When you drop things off at the dry cleaner or use a super-strength stain remover on the kids’ clothes, it’s easy to forget that those chemicals are going to be sitting on your bodies (even if in a diluted form) when you wear the clothes again. Of course there are some garments that need special care, but try to use dry cleaning sparingly. For everyday laundry and stains, consult our guide to natural DIY laundry products, including homemade detergent, stain remover and dryer sheets.

(Photo: Hello Natural)

7. Don't forget floors

Not wearing shoes in the house is the best way to keep outdoor toxins and chemicals off your floors. If you have kids and pets crawling and playing on your floors (and let’s be honest, probably eating off of them), make sure to not only keep them clean, but chemical-free. Orange oil and vinegar is great for disinfecting hard surfaces, and hydrogen peroxide works wonders on carpet stains.

(Photo: Hello Natural)

8. Ditch Dust

Dusting isn’t just for when company is coming over!

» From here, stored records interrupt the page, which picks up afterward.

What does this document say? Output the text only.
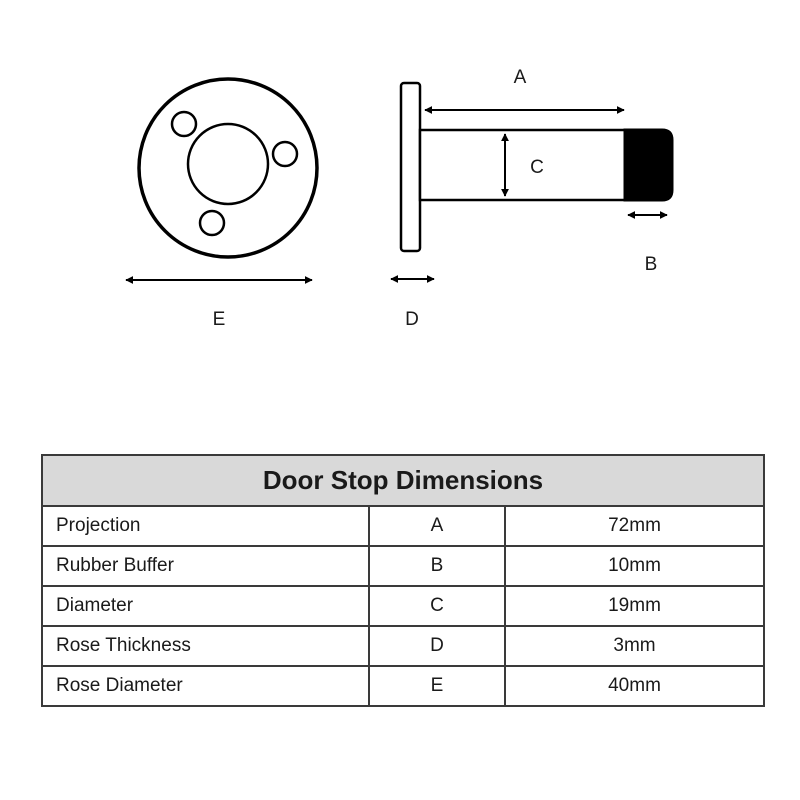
E
A
C
B
D
Door Stop Dimensions		
Projection	A	72mm
Rubber Buffer	B	10mm
Diameter	C	19mm
Rose Thickness	D	3mm
Rose Diameter	E	40mm
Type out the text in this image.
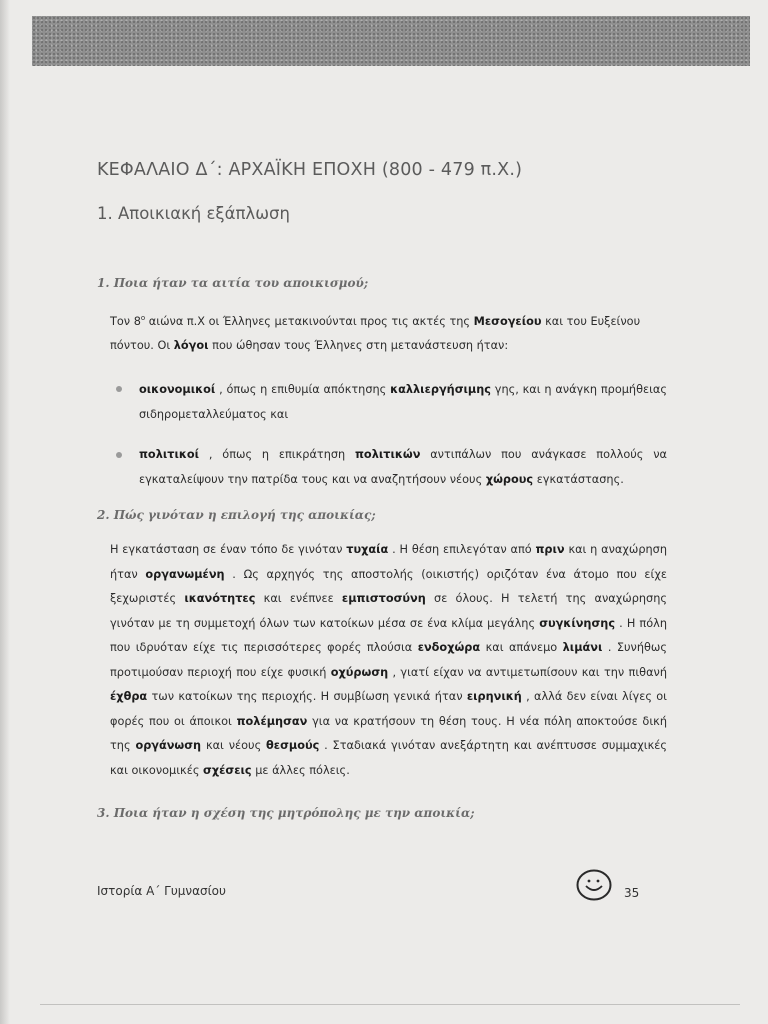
ΚΕΦΑΛΑΙΟ Δ΄: ΑΡΧΑΪΚΗ ΕΠΟΧΗ (800 - 479 π.Χ.)
1. Αποικιακή εξάπλωση
1. Ποια ήταν τα αιτία του αποικισμού;
Τον $8^o$ αιώνα π.Χ οι Έλληνες μετακινούνται προς τις ακτές της Μεσογείου και του Ευξείνου
πόντου. Οι λόγοι που ώθησαν τους Έλληνες στη μετανάστευση ήταν:
οικονομικοί , όπως η επιθυμία απόκτησης καλλιεργήσιμης γης, και η ανάγκη προμήθειας σιδηρομεταλλεύματος και
πολιτικοί , όπως η επικράτηση πολιτικών αντιπάλων που ανάγκασε πολλούς να εγκαταλείψουν την πατρίδα τους και να αναζητήσουν νέους χώρους εγκατάστασης.
2. Πώς γινόταν η επιλογή της αποικίας;
Η εγκατάσταση σε έναν τόπο δε γινόταν τυχαία . Η θέση επιλεγόταν από πριν και η αναχώρηση ήταν οργανωμένη . Ως αρχηγός της αποστολής (οικιστής) οριζόταν ένα άτομο που είχε ξεχωριστές ικανότητες και ενέπνεε εμπιστοσύνη σε όλους. Η τελετή της αναχώρησης γινόταν με τη συμμετοχή όλων των κατοίκων μέσα σε ένα κλίμα μεγάλης συγκίνησης . Η πόλη που ιδρυόταν είχε τις περισσότερες φορές πλούσια ενδοχώρα και απάνεμο λιμάνι . Συνήθως προτιμούσαν περιοχή που είχε φυσική οχύρωση , γιατί είχαν να αντιμετωπίσουν και την πιθανή έχθρα των κατοίκων της περιοχής. Η συμβίωση γενικά ήταν ειρηνική , αλλά δεν είναι λίγες οι φορές που οι άποικοι πολέμησαν για να κρατήσουν τη θέση τους. Η νέα πόλη αποκτούσε δική της οργάνωση και νέους θεσμούς . Σταδιακά γινόταν ανεξάρτητη και ανέπτυσσε συμμαχικές και οικονομικές σχέσεις με άλλες πόλεις.
3. Ποια ήταν η σχέση της μητρόπολης με την αποικία;
Ιστορία Α΄ Γυμνασίου	35
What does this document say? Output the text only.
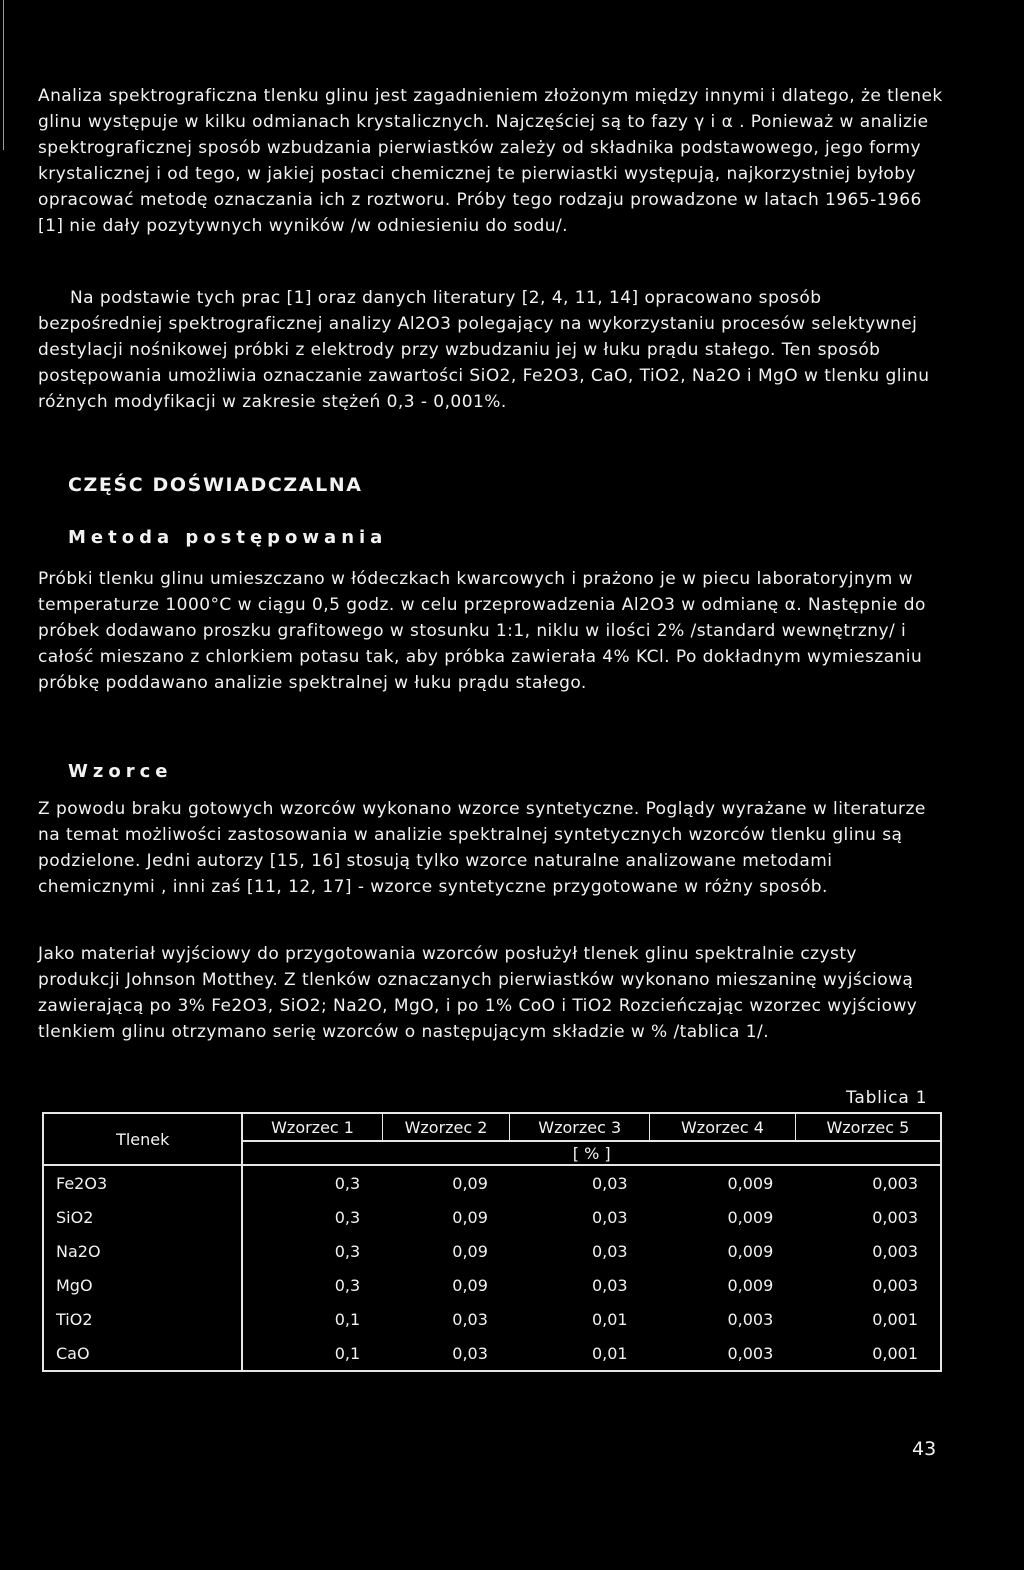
Analiza spektrograficzna tlenku glinu jest zagadnieniem złożonym między innymi i dlatego, że tlenek glinu występuje w kilku odmianach krystalicznych. Najczęściej są to fazy γ i α . Ponieważ w analizie spektrograficznej sposób wzbudzania pierwiastków zależy od składnika podstawowego, jego formy krystalicznej i od tego, w jakiej postaci chemicznej te pierwiastki występują, najkorzystniej byłoby opracować metodę oznaczania ich z roztworu. Próby tego rodzaju prowadzone w latach 1965-1966 [1] nie dały pozytywnych wyników /w odniesieniu do sodu/.

Na podstawie tych prac [1] oraz danych literatury [2, 4, 11, 14] opracowano sposób bezpośredniej spektrograficznej analizy Al2O3 polegający na wykorzystaniu procesów selektywnej destylacji nośnikowej próbki z elektrody przy wzbudzaniu jej w łuku prądu stałego. Ten sposób postępowania umożliwia oznaczanie zawartości SiO2, Fe2O3, CaO, TiO2, Na2O i MgO w tlenku glinu różnych modyfikacji w zakresie stężeń 0,3 - 0,001%.

CZĘŚC DOŚWIADCZALNA
Metoda postępowania

Próbki tlenku glinu umieszczano w łódeczkach kwarcowych i prażono je w piecu laboratoryjnym w temperaturze 1000°C w ciągu 0,5 godz. w celu przeprowadzenia Al2O3 w odmianę α. Następnie do próbek dodawano proszku grafitowego w stosunku 1:1, niklu w ilości 2% /standard wewnętrzny/ i całość mieszano z chlorkiem potasu tak, aby próbka zawierała 4% KCl. Po dokładnym wymieszaniu próbkę poddawano analizie spektralnej w łuku prądu stałego.

Wzorce

Z powodu braku gotowych wzorców wykonano wzorce syntetyczne. Poglądy wyrażane w literaturze na temat możliwości zastosowania w analizie spektralnej syntetycznych wzorców tlenku glinu są podzielone. Jedni autorzy [15, 16] stosują tylko wzorce naturalne analizowane metodami chemicznymi , inni zaś [11, 12, 17] - wzorce syntetyczne przygotowane w różny sposób.

Jako materiał wyjściowy do przygotowania wzorców posłużył tlenek glinu spektralnie czysty produkcji Johnson Motthey. Z tlenków oznaczanych pierwiastków wykonano mieszaninę wyjściową zawierającą po 3% Fe2O3, SiO2; Na2O, MgO, i po 1% CoO i TiO2 Rozcieńczając wzorzec wyjściowy tlenkiem glinu otrzymano serię wzorców o następującym składzie w % /tablica 1/.

Tablica 1

Tlenek	Wzorzec 1	Wzorzec 2	Wzorzec 3	Wzorzec 4	Wzorzec 5
	[ % ]				
Fe2O3	0,3	0,09	0,03	0,009	0,003
SiO2	0,3	0,09	0,03	0,009	0,003
Na2O	0,3	0,09	0,03	0,009	0,003
MgO	0,3	0,09	0,03	0,009	0,003
TiO2	0,1	0,03	0,01	0,003	0,001
CaO	0,1	0,03	0,01	0,003	0,001

43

Keeping the ceiling fan and other “out of sight, out of mind” surfaces free of dust prevents it from circulating in the air, which can aggravate allergies. Try using orphaned socks!

(Photo: Hello Natural)

9. Make your own substitutes for overrated commercial antibacterial products 

Commercial chemical-based antibacterial products are quickly falling out of favor (even with the FDA) for being ineffective, increasing bacteria’s resistance to them, and disrupting hormones. They can even be harmful to nursing babies. There are plenty of products in nature—including tea tree, hydrogen peroxide, oregano, honey and lemon oil, peppermint oil and vinegar—that provide antibacterial benefits without the unsafe side effects. Try making some naturally antibacterial bathroom cleaners (including hand soap) and disinfectant surface wipes.

(Photo: Hello Natural)

10. Reduce pesticides

Use vinegar as a natural weed killer for plants and gardens. Try to buy organic fruits and veggies whenever possible (or at least these ones, which rank highest in pesticide levels) and use an all-natural fruit and veggie wash for fresh produce when you prep meals.